Teatri di vita Il mio amico Hitler

di Yukio Mishima

traduzione Guanda Editore

uno spettacolo di Andrea Adriatico

con

Antonio Anzilotti De Nitto

Francesco Baldi

Giovanni Cordì

Gianluca Enria

 

e con la partecipazione amichevole e straordinaria di

Francesco Martino, Lorenzo Pacilli, Damiano Pasi

scene e costumi: Andrea Barberini, Michela De Nittis, Giovanni Santecchia

trucco: Enea Bucchi

cura e aiuto: Saverio Peschechera, Giorgia Brignani

immagine e grafica: Daniela Cotti

tecnica: Micol Vighi, Mohamed Mouilhi

una produzione Teatri di Vita

in collaborazione con Cuore di Tokyo Festival

con il sostegno di Comune di Bologna, Regione Emilia-Romagna, Ministero dei Beni e delle Attività Culturali

Adolf Hitler, il delfino Ernst Röhm, il politico Gregor Strasser e l’industriale Gustav Krupp: un poker di potenti nella Germania del 1934, all’alba della feroce dittatura nazista. Le loro parole scavano nella complessità di quel momento e dei diversi punti di vista: una tragedia verbale che sfocerà nella Notte dei lunghi coltelli. Chi è “il mio amico” Hitler? Perché emana fascino e seduzione? E quali sono le suggestioni che legano gli ultimi scampoli della Repubblica di Weimar con i nostri tempi?
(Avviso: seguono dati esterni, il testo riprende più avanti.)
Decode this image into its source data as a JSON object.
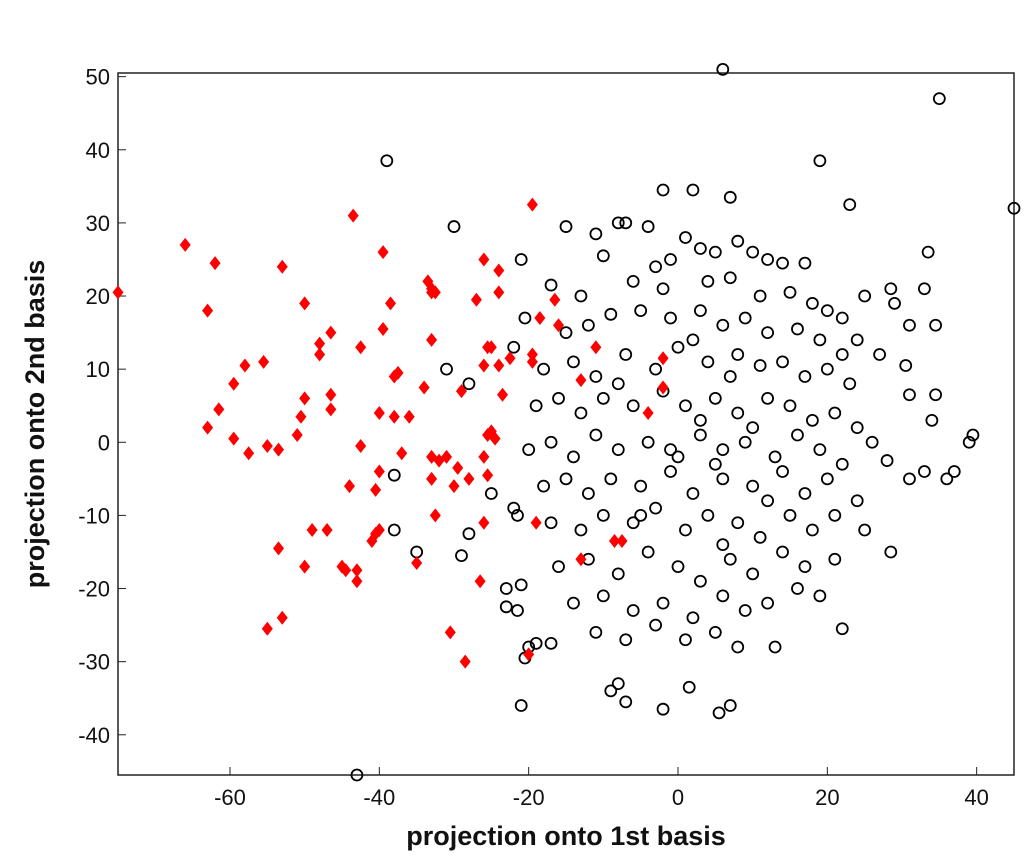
{
  "chart_data": {
    "type": "scatter",
    "x_label": "projection onto 1st basis",
    "y_label": "projection onto 2nd basis",
    "xlim": [
      -75,
      45
    ],
    "ylim": [
      -45.5,
      50.5
    ],
    "xticks": [
      -60,
      -40,
      -20,
      0,
      20,
      40
    ],
    "yticks": [
      -40,
      -30,
      -20,
      -10,
      0,
      10,
      20,
      30,
      40,
      50
    ],
    "series": [
      {
        "color": "#000000",
        "marker": "circle",
        "x": [
          6,
          35,
          45,
          -39,
          19,
          23,
          -30,
          -2,
          2,
          7,
          -43,
          -21,
          -2,
          5.5,
          7,
          -9,
          -8,
          -7,
          1.5,
          -20.5,
          -20,
          -19,
          -17,
          13,
          22,
          39.5,
          39,
          37,
          36,
          34.5,
          34,
          33,
          31,
          34.5,
          33.5,
          33,
          28.5,
          29,
          31,
          30.5,
          31,
          25,
          24,
          27,
          26,
          28,
          28.5,
          -38,
          -38,
          -35,
          -31,
          -28,
          -29,
          -28,
          -21,
          -22,
          -20.5,
          -22,
          -21.5,
          -23,
          -23,
          -21,
          -21.5,
          -25,
          -15,
          -11,
          -8,
          -7,
          -4,
          -3,
          -1,
          1,
          3,
          5,
          8,
          10,
          12,
          14,
          17,
          -17,
          -13,
          -10,
          -6,
          -2,
          4,
          7,
          11,
          15,
          18,
          20,
          22,
          -15,
          -12,
          -9,
          -5,
          -1,
          3,
          6,
          9,
          12,
          16,
          19,
          22,
          -18,
          -14,
          -11,
          -7,
          -3,
          0,
          4,
          8,
          11,
          14,
          17,
          20,
          23,
          -19,
          -16,
          -13,
          -10,
          -6,
          -2,
          1,
          5,
          8,
          12,
          15,
          18,
          21,
          24,
          -20,
          -17,
          -14,
          -11,
          -8,
          -4,
          0,
          3,
          6,
          9,
          13,
          16,
          19,
          22,
          -18,
          -15,
          -12,
          -9,
          -5,
          -1,
          2,
          6,
          10,
          14,
          17,
          20,
          24,
          -17,
          -13,
          -10,
          -6,
          -3,
          1,
          4,
          8,
          11,
          15,
          18,
          21,
          25,
          -16,
          -12,
          -8,
          -4,
          0,
          3,
          7,
          10,
          14,
          17,
          21,
          -14,
          -10,
          -6,
          -2,
          2,
          6,
          9,
          12,
          16,
          19,
          -11,
          -7,
          -3,
          1,
          5,
          8,
          -5,
          3,
          7,
          -1,
          5,
          10,
          2,
          -8,
          12,
          6
        ],
        "y": [
          51,
          47,
          32,
          38.5,
          38.5,
          32.5,
          29.5,
          34.5,
          34.5,
          33.5,
          -45.5,
          -36,
          -36.5,
          -37,
          -36,
          -34,
          -33,
          -35.5,
          -33.5,
          -29.5,
          -28,
          -27.5,
          -27.5,
          -28,
          -25.5,
          1,
          0,
          -4,
          -5,
          6.5,
          3,
          -4,
          -5,
          16,
          26,
          21,
          21,
          19,
          16,
          10.5,
          6.5,
          20,
          14,
          12,
          0,
          -2.5,
          -15,
          -4.5,
          -12,
          -15,
          10,
          8,
          -15.5,
          -12.5,
          25,
          13,
          17,
          -9,
          -10,
          -20,
          -22.5,
          -19.5,
          -23,
          -7,
          29.5,
          28.5,
          30,
          30,
          29.5,
          24,
          25,
          28,
          26.5,
          26,
          27.5,
          26,
          25,
          24.5,
          24.5,
          21.5,
          20,
          25.5,
          22,
          21,
          22,
          22.5,
          20,
          20.5,
          19,
          18,
          17,
          15,
          16,
          17.5,
          18,
          17,
          18,
          16,
          17,
          15,
          15.5,
          14,
          12,
          10,
          11,
          9,
          12,
          10,
          13,
          11,
          12,
          10.5,
          11,
          9,
          10,
          8,
          5,
          6,
          4,
          6,
          5,
          7,
          5,
          6,
          4,
          6,
          5,
          3,
          4,
          2,
          -1,
          0,
          -2,
          1,
          -1,
          0,
          -2,
          1,
          -1,
          0,
          -2,
          1,
          -1,
          -3,
          -6,
          -5,
          -7,
          -5,
          -6,
          -4,
          -7,
          -5,
          -6,
          -4,
          -7,
          -5,
          -8,
          -11,
          -12,
          -10,
          -11,
          -9,
          -12,
          -10,
          -11,
          -13,
          -10,
          -12,
          -10,
          -12,
          -17,
          -16,
          -18,
          -15,
          -17,
          -19,
          -16,
          -18,
          -15,
          -17,
          -16,
          -22,
          -21,
          -23,
          -22,
          -24,
          -21,
          -23,
          -22,
          -20,
          -21,
          -26,
          -27,
          -25,
          -27,
          -26,
          -28,
          -10,
          3,
          9,
          -1,
          -3,
          2,
          14,
          8,
          -8,
          -14
        ]
      },
      {
        "color": "#ff0000",
        "marker": "diamond",
        "x": [
          -75,
          -66,
          -62,
          -63,
          -61.5,
          -63,
          -59.5,
          -58,
          -59.5,
          -57.5,
          -55.5,
          -55,
          -53.5,
          -53,
          -53.5,
          -55,
          -53,
          -50,
          -50,
          -51,
          -50.5,
          -50,
          -49,
          -48,
          -48,
          -47,
          -46.5,
          -46.5,
          -46.5,
          -45,
          -44.5,
          -44,
          -43,
          -43,
          -42.5,
          -42.5,
          -43.5,
          -39.5,
          -39.5,
          -38.5,
          -38,
          -37.5,
          -38,
          -37,
          -36,
          -40,
          -40,
          -40.5,
          -40,
          -41,
          -40.5,
          -35,
          -34,
          -33.5,
          -33,
          -33,
          -32.5,
          -33,
          -33,
          -32,
          -33,
          -32.5,
          -31,
          -30,
          -30.5,
          -29.5,
          -29,
          -28.5,
          -28,
          -27,
          -26,
          -26,
          -25.5,
          -25,
          -25,
          -25.5,
          -24.5,
          -26,
          -25.5,
          -26,
          -26.5,
          -24,
          -24,
          -24,
          -23.5,
          -22.5,
          -19.5,
          -19.5,
          -19.5,
          -18.5,
          -19,
          -20,
          -16.5,
          -16,
          -13,
          -13,
          -11,
          -7.5,
          -8.5,
          -2,
          -4,
          -2
        ],
        "y": [
          20.5,
          27,
          24.5,
          18,
          4.5,
          2,
          8,
          10.5,
          0.5,
          -1.5,
          11,
          -0.5,
          -1,
          24,
          -14.5,
          -25.5,
          -24,
          19,
          6,
          1,
          3.5,
          -17,
          -12,
          12,
          13.5,
          -12,
          15,
          6.5,
          4.5,
          -17,
          -17.5,
          -6,
          -19,
          -17.5,
          -0.5,
          13,
          31,
          26,
          15.5,
          19,
          9,
          9.5,
          3.5,
          -1.5,
          3.5,
          4,
          -4,
          -6.5,
          -12,
          -13.5,
          -12.5,
          -16.5,
          7.5,
          22,
          20.5,
          21,
          20.5,
          14,
          -2,
          -2.5,
          -5,
          -10,
          -2,
          -6,
          -26,
          -3.5,
          7,
          -30,
          -5,
          19.5,
          25,
          10.5,
          13,
          13,
          1.5,
          1,
          0.5,
          -2,
          -4.5,
          -11,
          -19,
          20.5,
          23.5,
          10.5,
          6.5,
          11.5,
          32.5,
          12,
          11,
          17,
          -11,
          -29,
          19.5,
          16,
          -16,
          8.5,
          13,
          -13.5,
          -13.5,
          7.5,
          4,
          11.5
        ]
      }
    ]
  }
}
Dopo aver sondato la scrittura in versi di Mishima nell’opera tutta femminile “Madame de Sade”, Andrea Adriatico affronta il dramma gemello tutto maschile, che l’autore giapponese aveva costruito, innescando un rimando alla lontana tra la Rivoluzione francese e l’ascesa al potere di Hitler.